Je n’ai pas eu la chance de mettre dans ton mille ce matin, mon cher bien-aimé, ce qui m’humilie d’autant plus que j’ai fait une faction de plus d’une heure dans l’espérance de te voir un quart de seconde ; mais je n’ai pincé qu’une forte onglée. Enfin, c’est toujours ça, on ne peut pas tout avoir et la sagesse est de savoir se contenter de rien.
Comment as-tu passé la nuit, mon grand petit homme ? Par ce froid carabiné on dort mieux en général, du moins si j’en juge par moi-même qui ai très bien dormi toute la nuit.
Et la lecture promise quand nous la feras-tu ? Et la copie attendue et désirée quand nous la donneras-tu ? Pour peu que cela dure encore quelque temps toutes ces belles promesses tomberont en défaillance comme mes pauvres pots qui eux, aussi, sont au fond du gouffre arriéré avec mes quarante-huit sous d’ancien et n’en sortiront jamais. Cependant « mon âge me donne droit d’y prétendre et je n’ai plus le temps d’attendre. [1] » Serez-vous donc moins généreux envers moi qu’envers cette vieille feue canaille académique Jay dont vous avez exaucé le piaillement ? Hélas ! Je ris de ces ajournements indéfinis pour n’en pas pleurer et surtout pour te montrer ma philosophie.
Pourvu que tu m’aimes et que tu n’aimes que moi, en dehors de tes affections paternelles, je me contente de tout et suis prête à renoncer à tout pour t’épargner un souci ou un chagrin car je te vénère et je t’adore.

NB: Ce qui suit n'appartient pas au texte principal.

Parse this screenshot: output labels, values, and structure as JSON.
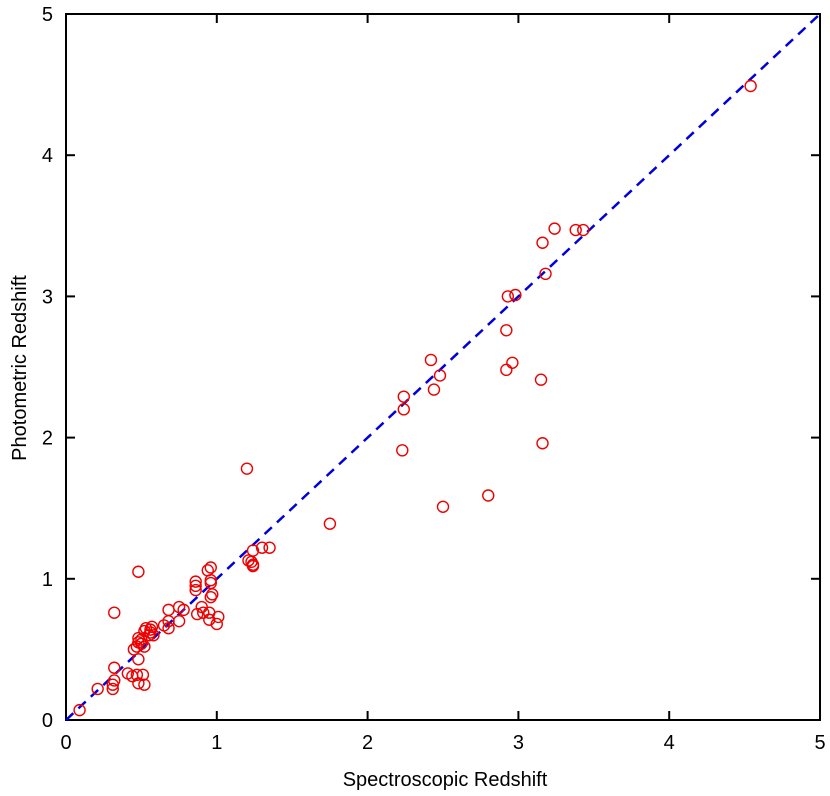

BnF, Mss, NAF 16394, f. 28
Transcription de Maggy Lecomte assistée de Florence Naugrette

Notes

[1Juliette détourne deux vers d’un madrigal qu’Emmanuel Dupaty, impressionné d’avoir été élu le 18 février 1836 à l’Académie Française devant Victor Hugo, s’empressa d’offrir à son rival malheureux : « Avant vous je monte à l’autel,/Mon âge seul avait droit d’y prétendre ;/Déjà vous étiez immortel,/ Et vous avez le temps d’attendre. » Juliette attribue ces mots à Antoine Jay, lui-même élu en 1832. La confusion s’explique autant par l’ancienneté des faits que par l’opposition commune des deux hommes à la candidature de Hugo en 1841. Dans les lettres de cette période Juliette traite souvent Dupaty de « perdreau » d’où la référence qui suit au « piaillement » ou, jouant avec les noms d’oiseaux, elle rapproche Jay et « geai ». [Remerciements à Chantal Brière].